Stella Moris stands in front of a statue of a man in Geneva in November 2021, saying “I want to tell you that the name Julian is not the name of a man but the name of a hero, but he suffers”.

This scene opens a new documentary which has already started to be shown in various settings and theatres around the world – it is also being shown on ABC television in two parts – which has the very eloquent and inventive title Ithaka. A hopeful choice of title since the struggle of this man and those around him, is exactly this: to be back in his own Ithaca.

The name that lawyer (and wife) Stella Moris was talking about was none other than that of Julian Assange, the activist who has been persecuted since 2010 and is currently being held in Belmarsh Prison in Britain, and for whom the United States is eager to find a place for him in one of its courts. A 175-year sentence could await him in one of its high-security prisons.

Assange’s crime – if it can be described as such – is that through the Wikileaks website that he created in 2006, he shook governments and businesses around the world when he published secret documents and audiovisual material that revealed the action of leaders, governments and high-ranking officials that, Assange and his supporters argue, constituted war crimes and crimes against humanity.

Already, some have described him as one of the most controversial figures of our time, but his supporters consider him a fighter and advocate for press freedom.

Julian Assange has been targeted by many for those revelations. Yet after his “expulsion” from the Ecuadorian embassy in London where he had taken refuge for seven years, he finally stood before a British court for a very different reason: he was accused of committing rape in Sweden. Only history will show if he really committed this crime or whether it was all part of a well-constructed plot against him.

The documentary Ithaka follows and narrates Assange and his supporters’ struggle against US efforts to obtain his extradition from Britain, to face charges of espionage against the USA. The charges against him were made known in 2010 when US military files were leaked in connection to the wars in Iraq and Afghanistan – primarily the responsibility of former US Army intelligence analyst Chelsea (formerly Bradley) Manning. However, because these dossiers were also published on Wikileaks (and by major newspapers, such as The Guardian, The New York Times and Der Spiegel), only Assange faces prosecution.

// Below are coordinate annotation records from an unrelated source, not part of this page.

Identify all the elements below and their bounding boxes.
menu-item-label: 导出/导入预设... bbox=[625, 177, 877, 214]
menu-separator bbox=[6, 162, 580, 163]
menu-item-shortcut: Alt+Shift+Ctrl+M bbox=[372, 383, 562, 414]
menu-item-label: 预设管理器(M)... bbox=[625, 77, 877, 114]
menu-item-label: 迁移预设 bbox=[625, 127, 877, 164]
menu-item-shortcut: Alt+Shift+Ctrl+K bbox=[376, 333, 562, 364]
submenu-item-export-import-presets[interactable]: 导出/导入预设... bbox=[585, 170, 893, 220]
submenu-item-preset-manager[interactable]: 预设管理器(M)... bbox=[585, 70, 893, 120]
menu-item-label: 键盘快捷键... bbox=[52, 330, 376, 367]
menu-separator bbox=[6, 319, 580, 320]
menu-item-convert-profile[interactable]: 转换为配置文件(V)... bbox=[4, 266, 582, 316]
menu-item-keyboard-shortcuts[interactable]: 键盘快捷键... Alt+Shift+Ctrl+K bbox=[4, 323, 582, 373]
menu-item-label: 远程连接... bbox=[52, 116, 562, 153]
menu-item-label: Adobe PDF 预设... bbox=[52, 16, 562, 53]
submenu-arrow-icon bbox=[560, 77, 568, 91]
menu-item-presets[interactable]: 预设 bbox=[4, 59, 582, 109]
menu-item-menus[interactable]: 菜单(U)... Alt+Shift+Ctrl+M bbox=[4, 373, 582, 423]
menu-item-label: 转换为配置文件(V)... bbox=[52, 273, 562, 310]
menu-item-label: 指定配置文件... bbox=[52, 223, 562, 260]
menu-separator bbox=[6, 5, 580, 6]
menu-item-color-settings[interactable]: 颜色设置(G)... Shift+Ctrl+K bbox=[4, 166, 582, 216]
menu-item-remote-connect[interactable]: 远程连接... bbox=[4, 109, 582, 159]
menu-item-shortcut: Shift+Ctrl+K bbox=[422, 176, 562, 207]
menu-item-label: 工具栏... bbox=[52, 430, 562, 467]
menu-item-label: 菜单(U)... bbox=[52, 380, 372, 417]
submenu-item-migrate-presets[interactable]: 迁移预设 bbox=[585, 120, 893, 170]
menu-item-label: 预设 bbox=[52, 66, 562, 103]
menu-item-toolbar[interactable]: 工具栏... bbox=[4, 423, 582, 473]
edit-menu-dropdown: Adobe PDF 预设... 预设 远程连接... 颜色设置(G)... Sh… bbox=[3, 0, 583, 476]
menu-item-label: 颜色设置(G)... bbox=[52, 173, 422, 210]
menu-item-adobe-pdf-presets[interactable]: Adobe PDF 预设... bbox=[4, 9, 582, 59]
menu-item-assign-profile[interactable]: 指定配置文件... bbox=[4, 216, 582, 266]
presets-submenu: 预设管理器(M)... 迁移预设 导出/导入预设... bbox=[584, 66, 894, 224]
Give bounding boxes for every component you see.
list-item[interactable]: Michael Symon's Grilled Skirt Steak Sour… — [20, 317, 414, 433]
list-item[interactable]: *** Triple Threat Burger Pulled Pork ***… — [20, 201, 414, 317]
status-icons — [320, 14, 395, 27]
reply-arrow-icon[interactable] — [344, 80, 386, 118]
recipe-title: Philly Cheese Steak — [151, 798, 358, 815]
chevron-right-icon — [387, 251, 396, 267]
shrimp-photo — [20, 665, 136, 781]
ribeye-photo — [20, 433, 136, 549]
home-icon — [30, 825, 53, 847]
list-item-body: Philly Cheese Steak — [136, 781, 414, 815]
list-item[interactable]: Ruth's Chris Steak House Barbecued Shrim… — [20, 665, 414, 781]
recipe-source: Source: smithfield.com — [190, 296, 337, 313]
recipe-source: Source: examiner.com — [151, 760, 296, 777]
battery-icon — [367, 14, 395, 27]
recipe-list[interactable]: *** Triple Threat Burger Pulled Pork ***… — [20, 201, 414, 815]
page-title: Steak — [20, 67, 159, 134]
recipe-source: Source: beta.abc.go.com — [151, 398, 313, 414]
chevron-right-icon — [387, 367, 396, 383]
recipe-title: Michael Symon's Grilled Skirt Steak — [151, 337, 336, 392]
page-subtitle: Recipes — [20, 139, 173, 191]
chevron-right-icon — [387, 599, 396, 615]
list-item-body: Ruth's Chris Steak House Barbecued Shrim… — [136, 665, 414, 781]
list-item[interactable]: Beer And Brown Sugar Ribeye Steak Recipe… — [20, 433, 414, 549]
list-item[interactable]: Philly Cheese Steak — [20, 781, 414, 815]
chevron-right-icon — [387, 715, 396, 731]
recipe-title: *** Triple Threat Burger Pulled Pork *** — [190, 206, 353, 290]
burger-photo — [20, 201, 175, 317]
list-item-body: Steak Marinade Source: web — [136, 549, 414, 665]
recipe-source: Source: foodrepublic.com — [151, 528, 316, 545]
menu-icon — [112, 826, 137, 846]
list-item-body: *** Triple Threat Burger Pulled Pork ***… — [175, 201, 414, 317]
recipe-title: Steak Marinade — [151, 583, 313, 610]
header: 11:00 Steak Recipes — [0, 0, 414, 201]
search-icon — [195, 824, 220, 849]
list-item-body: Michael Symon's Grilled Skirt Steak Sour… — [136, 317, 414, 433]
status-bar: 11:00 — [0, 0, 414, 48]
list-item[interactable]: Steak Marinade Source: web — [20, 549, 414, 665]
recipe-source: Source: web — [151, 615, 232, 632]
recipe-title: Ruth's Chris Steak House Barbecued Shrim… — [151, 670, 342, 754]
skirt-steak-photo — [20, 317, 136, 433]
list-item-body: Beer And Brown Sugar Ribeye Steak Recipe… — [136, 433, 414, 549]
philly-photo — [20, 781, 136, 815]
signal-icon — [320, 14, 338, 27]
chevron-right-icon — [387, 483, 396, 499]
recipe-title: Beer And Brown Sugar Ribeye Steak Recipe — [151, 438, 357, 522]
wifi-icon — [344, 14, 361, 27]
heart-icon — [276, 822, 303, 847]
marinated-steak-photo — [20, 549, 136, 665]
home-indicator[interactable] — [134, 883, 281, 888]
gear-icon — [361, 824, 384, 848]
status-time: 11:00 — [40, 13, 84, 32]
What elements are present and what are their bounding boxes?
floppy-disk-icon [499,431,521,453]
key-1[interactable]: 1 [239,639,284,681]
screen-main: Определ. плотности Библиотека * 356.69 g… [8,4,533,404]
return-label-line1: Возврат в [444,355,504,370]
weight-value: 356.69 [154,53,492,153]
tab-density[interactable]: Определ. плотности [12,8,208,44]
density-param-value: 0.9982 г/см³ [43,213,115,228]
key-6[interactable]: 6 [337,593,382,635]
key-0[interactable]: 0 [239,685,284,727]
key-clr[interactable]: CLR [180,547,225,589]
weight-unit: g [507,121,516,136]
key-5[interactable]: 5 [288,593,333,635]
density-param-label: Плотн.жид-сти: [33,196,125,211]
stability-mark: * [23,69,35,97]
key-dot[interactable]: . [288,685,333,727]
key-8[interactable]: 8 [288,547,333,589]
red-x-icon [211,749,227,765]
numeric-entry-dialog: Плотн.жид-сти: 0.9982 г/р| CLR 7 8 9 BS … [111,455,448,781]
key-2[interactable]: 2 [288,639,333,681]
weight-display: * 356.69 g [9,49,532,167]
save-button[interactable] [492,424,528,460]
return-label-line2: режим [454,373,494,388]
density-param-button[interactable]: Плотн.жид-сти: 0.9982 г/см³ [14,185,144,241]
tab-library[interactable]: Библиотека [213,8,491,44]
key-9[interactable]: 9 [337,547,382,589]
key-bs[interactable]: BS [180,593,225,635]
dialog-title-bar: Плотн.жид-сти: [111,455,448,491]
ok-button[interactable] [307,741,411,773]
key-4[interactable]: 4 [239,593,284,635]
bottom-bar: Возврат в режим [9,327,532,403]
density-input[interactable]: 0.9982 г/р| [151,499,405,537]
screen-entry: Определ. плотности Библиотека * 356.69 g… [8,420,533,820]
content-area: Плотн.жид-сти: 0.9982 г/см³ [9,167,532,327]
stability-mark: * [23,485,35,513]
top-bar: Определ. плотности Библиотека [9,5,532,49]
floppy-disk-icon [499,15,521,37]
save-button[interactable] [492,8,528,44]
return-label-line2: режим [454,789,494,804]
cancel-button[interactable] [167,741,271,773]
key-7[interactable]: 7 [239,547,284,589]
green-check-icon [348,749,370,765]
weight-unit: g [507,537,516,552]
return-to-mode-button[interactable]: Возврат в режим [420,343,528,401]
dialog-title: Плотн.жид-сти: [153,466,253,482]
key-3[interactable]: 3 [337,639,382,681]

The main character in the documentary is John Shipton, Assange’s father, now 76, who is a retired builder. Mr Shipton has embarked on a titanic fight to save his son from extradition to the US.

The other important character in Ithaka is Stella Moris who met Assange at the Ecuadorian embassy in 2015 as a member of his advocacy team. They were married in Belmarsh Prison and already have two children together.

On January 4, 2022, a London court rejected Assange’s extradition to the United States, a decision that predictably caused euphoria and relief for Assange’s family and supporters – momentarily of course. The main reason for the British decision was that inhuman prison conditions awaited him were he to be extradited to the US. This decision provided a serious humanitarian element to the whole affair, particularly since Assange has been diagnosed with a form of autism.

The US is in the process of appealing last January’s decision. Three of the five arguments put forward have already been accepted by the British judges. At the first hearing, Britain’s Supreme Court considered the last two arguments. The irony is that the judges of the Court of Appeals accepted the US appeal only a few days after the revelation by the main prosecution witness, the Icelandic Sigurdur Ingi Thordarson, that his accusations against Assange were false and that he had been promised money.

After Barack Obama and Donald Trump, Joe Biden is the third US president to ignore calls for a halt to the trial. If Assange is to be considered a journalist his plight sets a disturbing precedent for investigative journalists who uncover abuses of power and of human rights.

Dictators and authoritarian regimes are closely monitoring the US and British attitudes towards Assange and others like him. The outcome may give them the opportunity to accuse the West of double standards on press freedom while also giving them free rein to trample their own media.

In any case, the US has full control over the outcome of the case in the Court of Appeals, because it’s subject is the conditions of detention. Americans can give as many guarantees as they want on these conditions. That is why Assange’s team of lawyers appealed against the first instance decision last January, contradicting the reasons for extradition under the espionage law of 1917.

The decision to extradite can take years to be announced, which is in the interests of US and, according to Amnesty International, “the strategy is to keep Assange in prison as long as possible – it’s something like a slow death.”